Streaming Chat and Connective Effervescence

or, the end of the Feed and the beginning of the Stream

With AOC-on-Twitch becoming a regular thing, it seems like a good time to investigate the power of “streaming chat” as a media technology.

In earlier media regimes, with theater, opera, and political speeches and debates taking place live, audiences were active and involved. The audience member was constantly bombarded with boos and cheers, shouted slogans or laughter. The mass media era of the 20th and early 21st century entailed the “pacification of the audience.” People became accustomed to consuming broadcast media in their own homes, and their perception of the role of the audience changed.

Streaming chat represents a return to a more active audience, to a re-orientation of the experience of being an audience member.

The format of the streaming chat also seriously constrains how people choose what to say. The primary differences between participating in a streaming chat and leaving comments in other online spaces is the speed of the chat. Protracted conversations are impossible; instead, commenters primarily react directly to what is happening in the online broadcast. The shared knowledge that the communal attention is focused on the video media makes it possible to speak without specifying a referent. Commenters can say “that was awesome” and rely on temporal proximity (contiguity) for mutual context.

This means that the already ferocious competition for attention in online platforms is only heightened. There are many stimuli happening simultaneously, and the main broadcast covers the majority of the viewers' screen.

Connective effervescence—the digital crowd

The primary purpose for many commenters is thus better understood as collective expression than anything approaching persuasion, let alone deliberation. A useful metaphor is that of a fan at a sporting event: there is an expectation of yelling or otherwise vocally responding to the focal action. The goal is partially to antagonize your opponents and hearten your allies, but more directly, to become part of living mass of people, to experience the digital analogue of Durkheim's “collective effervescence.”

Although previous scholars have applied the concept of collective effervescence to describe other forms of digital communication, we argue that the technological affordances of streaming chat make this a qualitatively different experience. Text-based digital media are constrained by the rhythms of writing; the latency is too high to approach the experience of being a live crowd of people. One-to-one (or small group) videos are low latency, but cannot numerically create the crowd experience; bottlenecks in information transmission like internet bandwidth, screen definition and audio quality mean that even our advanced communication technology cannot replicate the live crowd.

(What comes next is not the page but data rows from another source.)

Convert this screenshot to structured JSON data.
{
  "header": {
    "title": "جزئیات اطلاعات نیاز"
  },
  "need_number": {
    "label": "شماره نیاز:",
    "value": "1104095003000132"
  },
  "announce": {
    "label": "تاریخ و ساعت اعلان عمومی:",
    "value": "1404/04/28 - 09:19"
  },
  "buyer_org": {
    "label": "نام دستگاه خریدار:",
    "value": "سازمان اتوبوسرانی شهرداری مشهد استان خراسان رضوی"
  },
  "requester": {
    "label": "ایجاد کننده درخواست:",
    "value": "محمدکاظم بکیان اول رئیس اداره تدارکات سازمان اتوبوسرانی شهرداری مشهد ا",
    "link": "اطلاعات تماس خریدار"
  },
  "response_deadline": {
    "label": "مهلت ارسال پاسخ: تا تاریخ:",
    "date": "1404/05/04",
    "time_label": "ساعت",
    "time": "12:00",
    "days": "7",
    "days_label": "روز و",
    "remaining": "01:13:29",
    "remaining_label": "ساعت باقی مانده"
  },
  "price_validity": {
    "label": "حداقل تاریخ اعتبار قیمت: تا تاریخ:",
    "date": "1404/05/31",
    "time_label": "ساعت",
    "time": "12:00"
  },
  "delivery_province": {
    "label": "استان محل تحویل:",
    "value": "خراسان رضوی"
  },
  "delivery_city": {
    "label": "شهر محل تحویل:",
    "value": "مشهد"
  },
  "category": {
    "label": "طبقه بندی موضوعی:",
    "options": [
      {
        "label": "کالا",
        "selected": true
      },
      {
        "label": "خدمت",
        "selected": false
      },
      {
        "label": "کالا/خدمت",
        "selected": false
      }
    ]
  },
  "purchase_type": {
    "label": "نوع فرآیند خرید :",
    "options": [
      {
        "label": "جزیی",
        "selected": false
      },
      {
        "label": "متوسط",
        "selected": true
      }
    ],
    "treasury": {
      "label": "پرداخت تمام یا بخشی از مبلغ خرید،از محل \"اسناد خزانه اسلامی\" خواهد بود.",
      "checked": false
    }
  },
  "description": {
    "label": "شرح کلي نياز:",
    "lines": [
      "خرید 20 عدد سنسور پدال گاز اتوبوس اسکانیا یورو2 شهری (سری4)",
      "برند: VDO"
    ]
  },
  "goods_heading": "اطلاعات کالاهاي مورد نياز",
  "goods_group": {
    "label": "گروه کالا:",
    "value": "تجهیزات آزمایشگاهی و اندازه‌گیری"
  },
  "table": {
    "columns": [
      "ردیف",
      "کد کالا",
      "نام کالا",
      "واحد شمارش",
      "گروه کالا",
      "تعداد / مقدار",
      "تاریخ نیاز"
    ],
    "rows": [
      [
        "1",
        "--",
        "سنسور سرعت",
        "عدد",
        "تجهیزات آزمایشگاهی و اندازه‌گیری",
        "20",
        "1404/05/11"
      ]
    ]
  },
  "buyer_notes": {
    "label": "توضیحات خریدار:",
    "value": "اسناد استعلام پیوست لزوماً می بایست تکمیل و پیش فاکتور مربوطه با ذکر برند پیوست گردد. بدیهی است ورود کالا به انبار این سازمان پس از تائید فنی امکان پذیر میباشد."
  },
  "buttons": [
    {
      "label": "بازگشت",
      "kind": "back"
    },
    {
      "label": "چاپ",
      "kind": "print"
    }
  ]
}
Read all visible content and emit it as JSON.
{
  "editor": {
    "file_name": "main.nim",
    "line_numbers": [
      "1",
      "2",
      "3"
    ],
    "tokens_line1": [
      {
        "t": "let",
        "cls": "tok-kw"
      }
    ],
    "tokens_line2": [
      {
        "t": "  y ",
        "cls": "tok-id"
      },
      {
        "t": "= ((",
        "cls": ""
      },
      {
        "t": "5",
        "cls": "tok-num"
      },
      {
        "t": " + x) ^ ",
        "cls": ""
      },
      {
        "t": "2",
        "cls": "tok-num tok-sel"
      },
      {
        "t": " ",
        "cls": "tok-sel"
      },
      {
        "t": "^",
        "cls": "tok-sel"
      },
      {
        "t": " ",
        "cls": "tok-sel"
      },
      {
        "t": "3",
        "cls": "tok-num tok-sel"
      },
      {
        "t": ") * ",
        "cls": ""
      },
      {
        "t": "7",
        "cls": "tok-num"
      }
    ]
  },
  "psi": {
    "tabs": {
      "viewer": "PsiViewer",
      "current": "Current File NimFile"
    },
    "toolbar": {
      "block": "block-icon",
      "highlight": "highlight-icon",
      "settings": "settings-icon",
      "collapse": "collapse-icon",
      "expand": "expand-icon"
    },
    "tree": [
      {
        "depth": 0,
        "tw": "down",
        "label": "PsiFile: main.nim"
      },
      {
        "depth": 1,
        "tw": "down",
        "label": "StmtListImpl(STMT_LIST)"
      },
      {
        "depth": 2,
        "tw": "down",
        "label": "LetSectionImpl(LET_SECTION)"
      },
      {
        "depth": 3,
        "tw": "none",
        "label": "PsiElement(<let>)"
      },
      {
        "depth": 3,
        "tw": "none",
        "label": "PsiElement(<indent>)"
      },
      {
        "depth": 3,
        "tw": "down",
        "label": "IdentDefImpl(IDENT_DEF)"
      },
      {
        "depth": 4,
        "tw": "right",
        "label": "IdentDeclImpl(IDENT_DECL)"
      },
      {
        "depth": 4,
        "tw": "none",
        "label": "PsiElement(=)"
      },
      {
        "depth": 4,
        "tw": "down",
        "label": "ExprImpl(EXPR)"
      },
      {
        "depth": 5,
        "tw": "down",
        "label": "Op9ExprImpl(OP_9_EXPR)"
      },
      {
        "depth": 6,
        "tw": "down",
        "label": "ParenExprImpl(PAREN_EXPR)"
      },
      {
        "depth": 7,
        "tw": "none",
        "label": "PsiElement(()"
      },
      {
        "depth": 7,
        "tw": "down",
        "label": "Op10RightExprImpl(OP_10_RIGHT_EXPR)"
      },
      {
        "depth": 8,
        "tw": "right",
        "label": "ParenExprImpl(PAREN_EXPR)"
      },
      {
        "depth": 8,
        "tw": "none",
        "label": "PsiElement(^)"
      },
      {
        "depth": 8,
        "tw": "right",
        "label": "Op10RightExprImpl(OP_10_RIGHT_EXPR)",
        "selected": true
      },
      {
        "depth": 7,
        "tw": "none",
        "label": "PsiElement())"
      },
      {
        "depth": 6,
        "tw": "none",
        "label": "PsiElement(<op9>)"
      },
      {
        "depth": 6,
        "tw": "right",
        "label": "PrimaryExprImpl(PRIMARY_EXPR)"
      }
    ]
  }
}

I want to drive this home. The hardware, software and userbase of the internet are all changing rapidly, in hard-to-observe ways. As an old person and an academic, my experience of the internet has for years been calcified at the level of technology I’m most comfortable: I mostly just look at Twitter on my desktop. But the technological frontier is shifting, and forms of digital communication that were once impossible are now real. I frequently catch myself thinking with the implicit assumption that these parameters (mobile broadband, video upload speeds, camera quality, distribution of video editing skills in society) are fixed—but they aren’t fixed, instead they are the digital bedrock on which the platforms that dominate our imagination of online politics are built.

Streaming chat around a focal broadcast accomplishes both low latency (frequent updates) and distinguishable actors (hundreds of distinct text posts): short bursts of emotion that allow each commenter to perform their role as part of the crowd, thereby experiencing what I call “connective effervescence.

Where earlier social media is divided into posts, a Twitch or YouTube stream is just one long flow, happening in real time.

One important implication is that sophisticated content moderation becomes completely impossible ex ante, which is why streaming companies have adopted punitive measures for ex post content moderation. See below for one of the most important moments in the career of one of the world’s most famous humans.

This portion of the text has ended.